Löwenbräukeller Munich

The Löwenbräukeller – History & tradition

Welcome to the history page of Löwenbräukeller

We are happy to accompany you on a visual & informative tour of our history. We have tried to preserve these old photographs and informative texts as well as possible. This is an on-going job. That is, this page never ceases to change and grow as we fill in missing knowledge, like a puzzle. The difference here is that we are talking about our own history. Your hosts, the Reinbold family, hope you have lots of fun.

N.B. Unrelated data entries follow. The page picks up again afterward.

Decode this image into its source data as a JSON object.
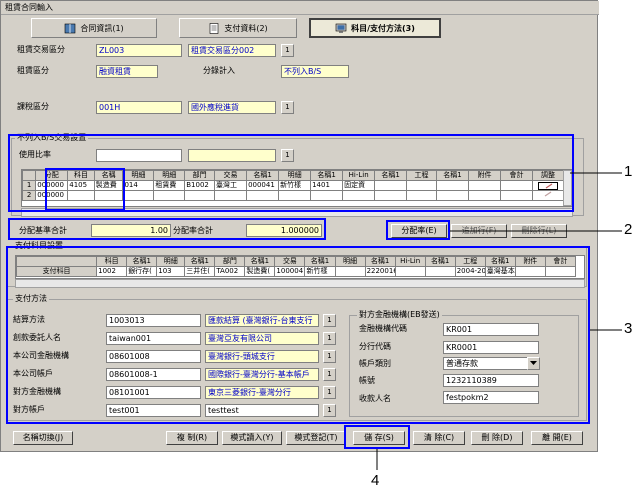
{
  "window": {
    "title": "租賃合同輸入"
  },
  "tabs": [
    {
      "label": "合同資訊(1)",
      "icon": "book-icon"
    },
    {
      "label": "支付資料(2)",
      "icon": "notepad-icon"
    },
    {
      "label": "科目/支付方法(3)",
      "icon": "monitor-icon",
      "active": true
    }
  ],
  "header": {
    "trade_cat_label": "租賃交易區分",
    "trade_cat_code": "ZL003",
    "trade_cat_name": "租賃交易區分002",
    "rent_cat_label": "租賃區分",
    "rent_cat_value": "融資租賃",
    "split_label": "分錄計入",
    "split_value": "不列入B/S",
    "tax_cat_label": "課稅區分",
    "tax_cat_code": "001H",
    "tax_cat_name": "國外應稅進貨"
  },
  "bs_group": {
    "title": "不列入B/S交易設置",
    "usage_label": "使用比率",
    "columns": [
      "分配",
      "科目",
      "名稱",
      "明細",
      "明細",
      "部門",
      "交易",
      "名稱1",
      "明細",
      "名稱1",
      "Hi-Lin",
      "名稱1",
      "工程",
      "名稱1",
      "附件",
      "會計",
      "調整"
    ],
    "rows": [
      {
        "num": "1",
        "cells": [
          "000000",
          "4105",
          "製造費",
          "014",
          "租賃費",
          "B1002",
          "臺灣工",
          "000041",
          "新竹樣",
          "1401",
          "固定資",
          "",
          "",
          "",
          "",
          "",
          ""
        ]
      },
      {
        "num": "2",
        "cells": [
          "000000",
          "",
          "",
          "",
          "",
          "",
          "",
          "",
          "",
          "",
          "",
          "",
          "",
          "",
          "",
          "",
          ""
        ]
      }
    ]
  },
  "totals": {
    "base_label": "分配基準合計",
    "base_value": "1.00",
    "ratio_label": "分配率合計",
    "ratio_value": "1.000000"
  },
  "row_buttons": {
    "alloc": "分配率(E)",
    "add": "追加行(F)",
    "delete": "刪除行(L)"
  },
  "payment_subject": {
    "title": "支付科目設置",
    "row_header": "支付科目",
    "columns": [
      "科目",
      "名稱1",
      "明細",
      "名稱1",
      "部門",
      "名稱1",
      "交易",
      "名稱1",
      "明細",
      "名稱1",
      "Hi-Lin",
      "名稱1",
      "工程",
      "名稱1",
      "附件",
      "會計"
    ],
    "cells": [
      "1002",
      "銀行存(",
      "103",
      "三井住(",
      "TA002",
      "製造費(",
      "1000041",
      "新竹樣",
      "",
      "2220016",
      "",
      "",
      "2004-20",
      "臺灣基本",
      "",
      ""
    ]
  },
  "payment": {
    "title": "支付方法",
    "settle_label": "結算方法",
    "settle_code": "1003013",
    "settle_name": "匯款結算 (臺灣銀行-台東支行",
    "trustee_label": "創款委託人名",
    "trustee_code": "taiwan001",
    "trustee_name": "臺灣亞友有限公司",
    "bank_label": "本公司金融機構",
    "bank_code": "08601008",
    "bank_name": "臺灣銀行-頭城支行",
    "account_label": "本公司帳戶",
    "account_code": "08601008-1",
    "account_name": "國際銀行-臺灣分行-基本帳戶",
    "cp_bank_label": "對方金融機構",
    "cp_bank_code": "08101001",
    "cp_bank_name": "東京三菱銀行-臺灣分行",
    "cp_account_label": "對方帳戶",
    "cp_account_code": "test001",
    "cp_account_name": "testtest"
  },
  "eb": {
    "title": "對方金融機構(EB發送)",
    "code_label": "金融機構代碼",
    "code_value": "KR001",
    "branch_label": "分行代碼",
    "branch_value": "KR0001",
    "type_label": "帳戶類別",
    "type_value": "普通存款",
    "account_label": "帳號",
    "account_value": "1232110389",
    "holder_label": "收款人名",
    "holder_value": "festpokm2"
  },
  "footer": {
    "switch": "名稱切換(J)",
    "copy": "複 制(R)",
    "import": "模式讀入(Y)",
    "register": "模式登記(T)",
    "save": "儲 存(S)",
    "clear": "清 除(C)",
    "delete": "刪 除(D)",
    "close": "離 開(E)"
  },
  "small_button": "1",
  "callouts": [
    "1",
    "2",
    "3",
    "4"
  ],
  "colors": {
    "highlight": "#0000ff",
    "field_bg": "#ffffcc",
    "link_text": "#0000c8",
    "window_bg": "#d4d0c8"
  }
}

1861 – Groundbreaking ceremony

Generally considered the birth of the Löwenbräukeller. The former so-called “Riesenfeldwirt,” Ludwig Brey (also the owner of the Löwenbräu brewery), bought this plot of land on Stiglmaierplatz. Only over the course of time would it later be baptized “Löwenbräukeller.”

1882 – The first plan

Löwenbräukeller_ the_first_plan

Another groundbreaking ceremony followed in 1882; in just one year, the Löwenbräukeller was built according to the plans of the famous architect Albert Schmidt. Of course, records say that the foundations already stood, so this was essentially a beautification of the existing structure.

1883 – Grand opening


Because the public showed great interest in the construction project, the onslaught of visitors to the grand opening on June 14, 1883 was accordingly large. At what was a very opulent inauguration ceremony for the time, an incredible number of Munich resident flocked to the big event in the new halls of the Löwenbräu brewery.

1894 – The first tower


One thing was missing from the Löwenbräukeller. It was not possible to construct the magnificent tower in Albert Schmidt’s blueprint back then. Now came the time to make up for this, and the owners specifically hired the builder of Munich’s Palace of Justice for the job. Friedrich von Thiersch himself lent the Löwenbräukeller its current landmark – the Tower.

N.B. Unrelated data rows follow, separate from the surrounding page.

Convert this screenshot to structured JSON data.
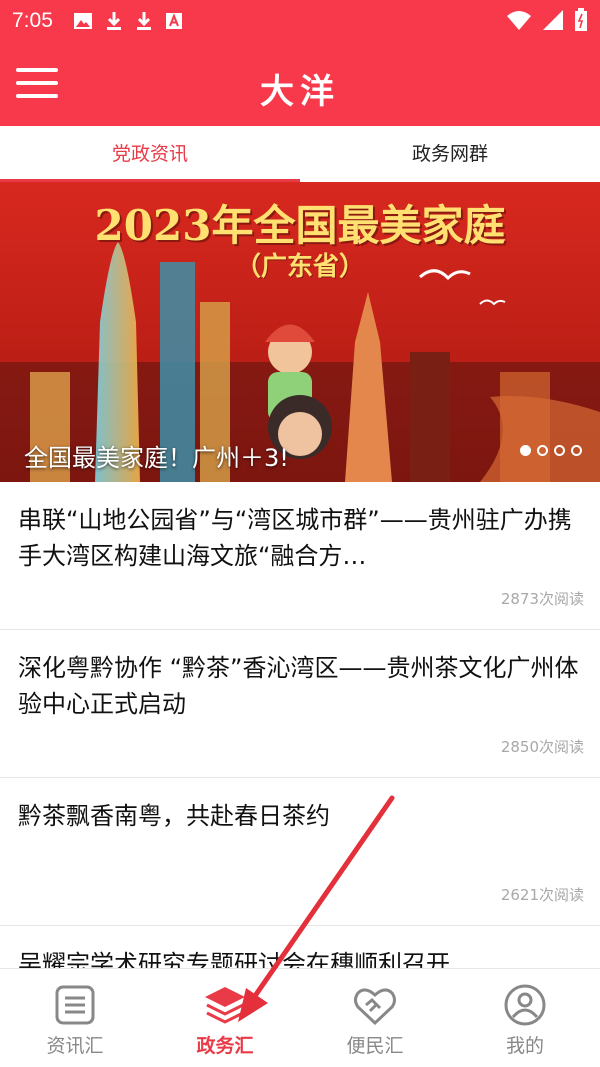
{
  "status_bar": {
    "time": "7:05"
  },
  "app_bar": {
    "title": "大洋"
  },
  "tabs": [
    {
      "label": "党政资讯",
      "active": true
    },
    {
      "label": "政务网群",
      "active": false
    }
  ],
  "banner": {
    "image_title": "2023年全国最美家庭",
    "image_subtitle": "（广东省）",
    "caption": "全国最美家庭！广州＋3!",
    "pages": 4,
    "current_page": 1
  },
  "news": [
    {
      "title": "串联“山地公园省”与“湾区城市群”——贵州驻广办携手大湾区构建山海文旅“融合方…",
      "reads": "2873次阅读"
    },
    {
      "title": "深化粤黔协作 “黔茶”香沁湾区——贵州茶文化广州体验中心正式启动",
      "reads": "2850次阅读"
    },
    {
      "title": "黔茶飘香南粤，共赴春日茶约",
      "reads": "2621次阅读"
    },
    {
      "title": "吴耀宗学术研究专题研讨会在穗顺利召开",
      "reads": ""
    }
  ],
  "bottom_nav": [
    {
      "label": "资讯汇",
      "icon": "news-icon",
      "active": false
    },
    {
      "label": "政务汇",
      "icon": "layers-icon",
      "active": true
    },
    {
      "label": "便民汇",
      "icon": "handshake-icon",
      "active": false
    },
    {
      "label": "我的",
      "icon": "profile-icon",
      "active": false
    }
  ],
  "colors": {
    "brand": "#f7394b",
    "accent": "#e83a47",
    "muted": "#a8a8a8"
  }
}
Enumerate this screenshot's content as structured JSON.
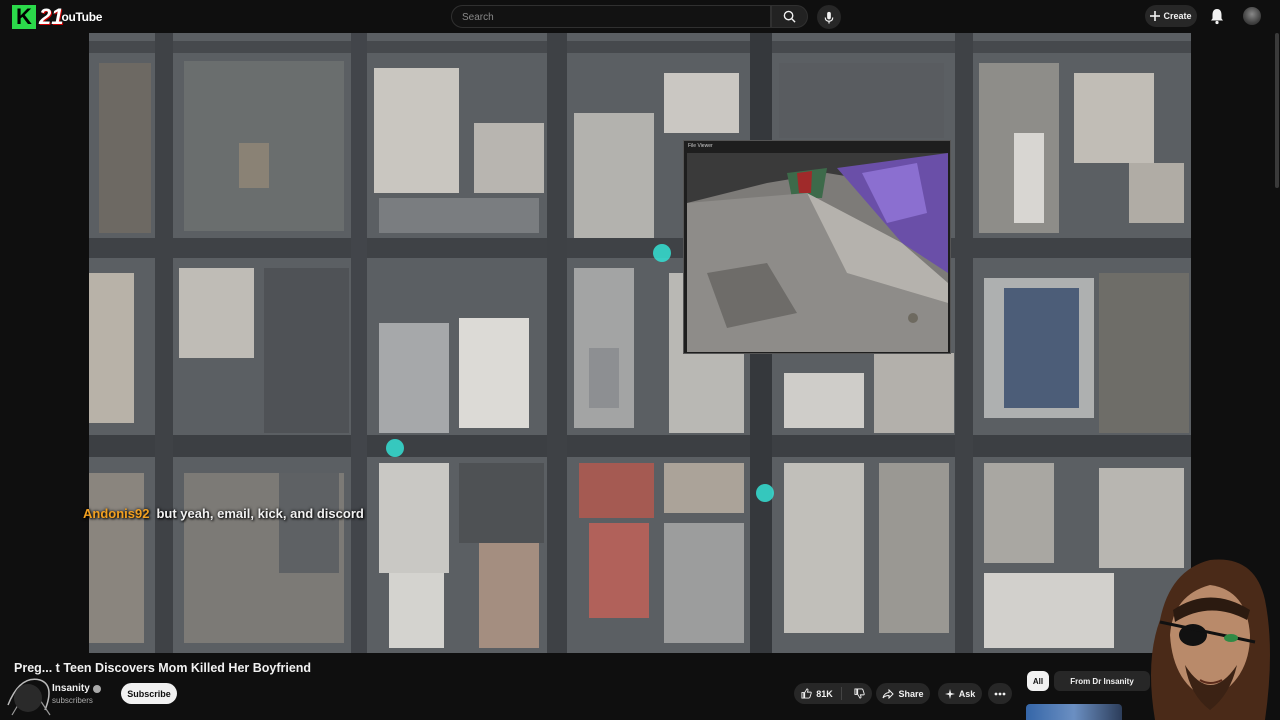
{
  "header": {
    "logo_k": "K",
    "logo_num": "21",
    "logo_text": "ouTube",
    "search_placeholder": "Search",
    "create_label": "Create"
  },
  "player": {
    "pip_title": "File Viewer",
    "chat_user": "Andonis92",
    "chat_message": "but yeah, email, kick, and discord"
  },
  "video": {
    "title": "Pregnant Teen Discovers Mom Killed Her Boyfriend",
    "title_visible": "Preg... t Teen Discovers Mom Killed Her Boyfriend",
    "channel_name": "Insanity",
    "subscribers": "subscribers",
    "subscribe_label": "Subscribe",
    "likes": "81K",
    "share_label": "Share",
    "ask_label": "Ask"
  },
  "sidebar": {
    "chips": [
      "All",
      "From Dr Insanity"
    ]
  },
  "colors": {
    "chat_user": "#f2a020",
    "kick_green": "#2bd94a",
    "map_marker": "#35e0d4"
  }
}
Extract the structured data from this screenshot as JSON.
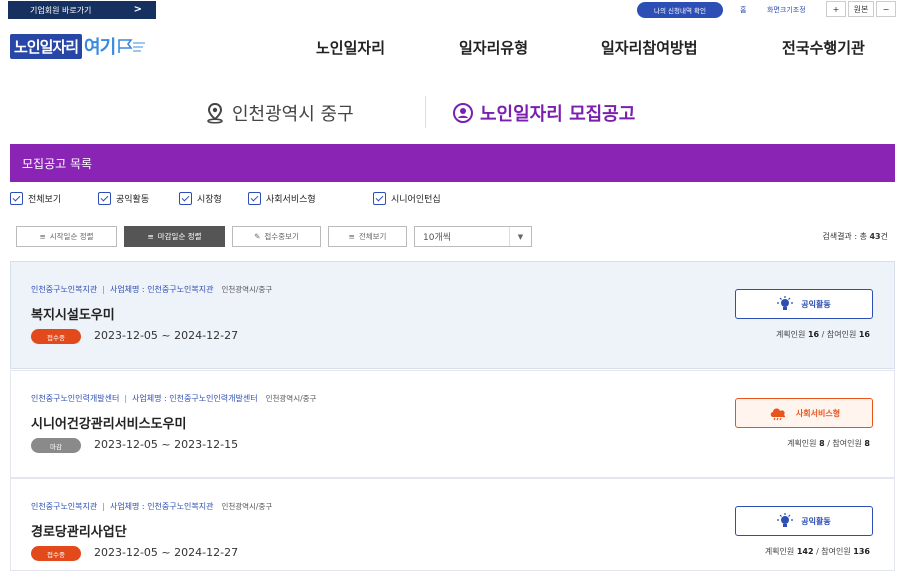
{
  "utility": {
    "corp_link": "기업회원 바로가기",
    "apply_history": "나의 신청내역 확인",
    "home": "홈",
    "zoom_label": "화면크기조정",
    "zoom_in": "+",
    "zoom_reset": "원본",
    "zoom_out": "−"
  },
  "header": {
    "logo_text_a": "노인일자리",
    "logo_text_b": "여기",
    "nav": [
      "노인일자리",
      "일자리유형",
      "일자리참여방법",
      "전국수행기관"
    ]
  },
  "title_row": {
    "region": "인천광역시 중구",
    "page_title": "노인일자리 모집공고"
  },
  "list": {
    "header": "모집공고 목록",
    "filters": [
      "전체보기",
      "공익활동",
      "시장형",
      "사회서비스형",
      "시니어인턴십"
    ],
    "sort_buttons": [
      "시작일순 정렬",
      "마감일순 정렬",
      "접수중보기",
      "전체보기"
    ],
    "page_size": "10개씩",
    "result_prefix": "검색결과 : 총",
    "result_count": "43",
    "result_suffix": "건"
  },
  "colors": {
    "brand_purple": "#8a24b5",
    "title_purple": "#7b1fb0",
    "brand_blue": "#2d4eb4",
    "status_open": "#e24a1c",
    "status_closed": "#8a8a8a",
    "public_badge": "#2d4eb4",
    "social_badge": "#e8541c"
  },
  "postings": [
    {
      "org": "인천중구노인복지관",
      "biz_prefix": "사업체명 :",
      "biz_name": "인천중구노인복지관",
      "location": "인천광역시/중구",
      "title": "복지시설도우미",
      "status": "접수중",
      "dates": "2023-12-05 ~ 2024-12-27",
      "type": "공익활동",
      "plan_label": "계획인원",
      "plan": "16",
      "part_label": "/ 참여인원",
      "participants": "16"
    },
    {
      "org": "인천중구노인인력개발센터",
      "biz_prefix": "사업체명 :",
      "biz_name": "인천중구노인인력개발센터",
      "location": "인천광역시/중구",
      "title": "시니어건강관리서비스도우미",
      "status": "마감",
      "dates": "2023-12-05 ~ 2023-12-15",
      "type": "사회서비스형",
      "plan_label": "계획인원",
      "plan": "8",
      "part_label": "/ 참여인원",
      "participants": "8"
    },
    {
      "org": "인천중구노인복지관",
      "biz_prefix": "사업체명 :",
      "biz_name": "인천중구노인복지관",
      "location": "인천광역시/중구",
      "title": "경로당관리사업단",
      "status": "접수중",
      "dates": "2023-12-05 ~ 2024-12-27",
      "type": "공익활동",
      "plan_label": "계획인원",
      "plan": "142",
      "part_label": "/ 참여인원",
      "participants": "136"
    }
  ]
}
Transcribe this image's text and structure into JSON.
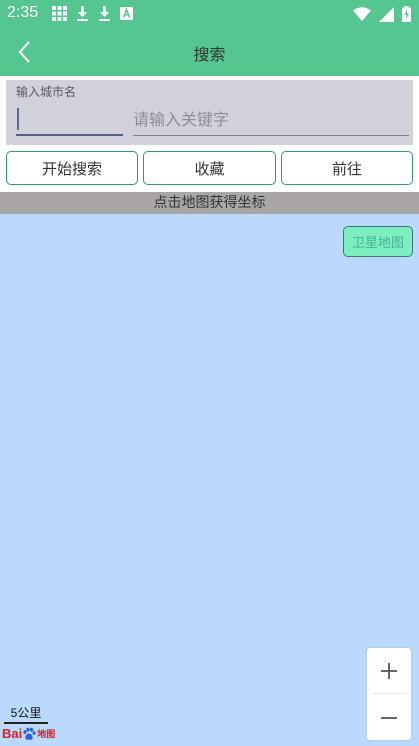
{
  "status_bar": {
    "time": "2:35"
  },
  "app_bar": {
    "title": "搜索"
  },
  "search": {
    "city_label": "输入城市名",
    "city_value": "",
    "keyword_placeholder": "请输入关键字"
  },
  "buttons": {
    "search": "开始搜索",
    "favorite": "收藏",
    "go": "前往"
  },
  "hint": "点击地图获得坐标",
  "map": {
    "satellite_label": "卫星地图",
    "scale_label": "5公里",
    "logo_text": "Bai",
    "logo_sub": "地图"
  },
  "colors": {
    "accent": "#55c690",
    "map_bg": "#bad9fc",
    "sat_btn": "#7deec0"
  }
}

1895 – Napkins & electric light


The second renovation was soon followed by another sensation. For the first time in Munich, guests did not have to rinse out their beer glasses themselves, and tablecloths and napkins suddenly decorated the tables. But by far the biggest sensation was the equipping of the building with electric lighting. That was not very common at the time.

1900 – Early events


Slowly but surely, the Löwenbräukeller developed and grew. It became the event center in the Bavarian state capital. Artists from all over the world gave performances, such as the musicians of the Kappelle Wiener Deutschmeister or even the American composer John Philip Sousa. In those days, this was a highlight for the city in the Alps. Events such as these of course constantly increased the popularity of the Löwenbräukeller among the locals.

1911 – The lion at rest


Finally, the Löwenbräukeller was really picking up steam. In those days, it was necessary to have an emblem. There was no doubt that the building itself was already a landmark – but even then, recognition value began to play an important role. During a third reconstruction phase, the sculptor Wilhelm von Rümann had a “lion couchant” placed directly on the terrace above the main entrance. To this day, this guardian keeps watch over the Löwenbräukeller.

1944 – Air raid


At this point, air raids on Munich sometimes affected the Löwenbräukeller. On December 17, the old building was badly damaged and the ballroom was even completely destroyed. Only after the end of the war could the first reconstruction work in the state capital begin. A very heavy blow for everyone, especially the inhabitants of Munich.

1950 – Reconstruction

The reconstruction_Löwenbräukeller

When the war and the bombing finally came to an end, it took another 6 years until any reconstruction work around the Löwenbräukeller could begin. As part of this, all of the halls and smaller event rooms were redesigned and the large stage in the ballroom was relocated to the west for the first time.

1955 – Reopening

Great opening_Löwenbräukeller

After a long construction phase, the ballroom of the Löwenbräukeller finally reopened, bringing joy to the people along with a few initial events. Even back then, celebrations ranged from parties from external organizations to the Löwenbräukeller’s own festivities, organized by the brewery or the Löwenbräukeller’s management. Incidentally, almost every event was completely sold out, as can be seen very clearly in the picture.

1958 – Renovation


The time had come for yet another renovation in the long architectural history of the Löwenbräukeller. This time, the entire exterior façade and the tower were redesigned. By the way, the Löwenbräukeller did not close down during this time. The Bräustüberl and most of the halls were open during the façade work – except for a few times a year.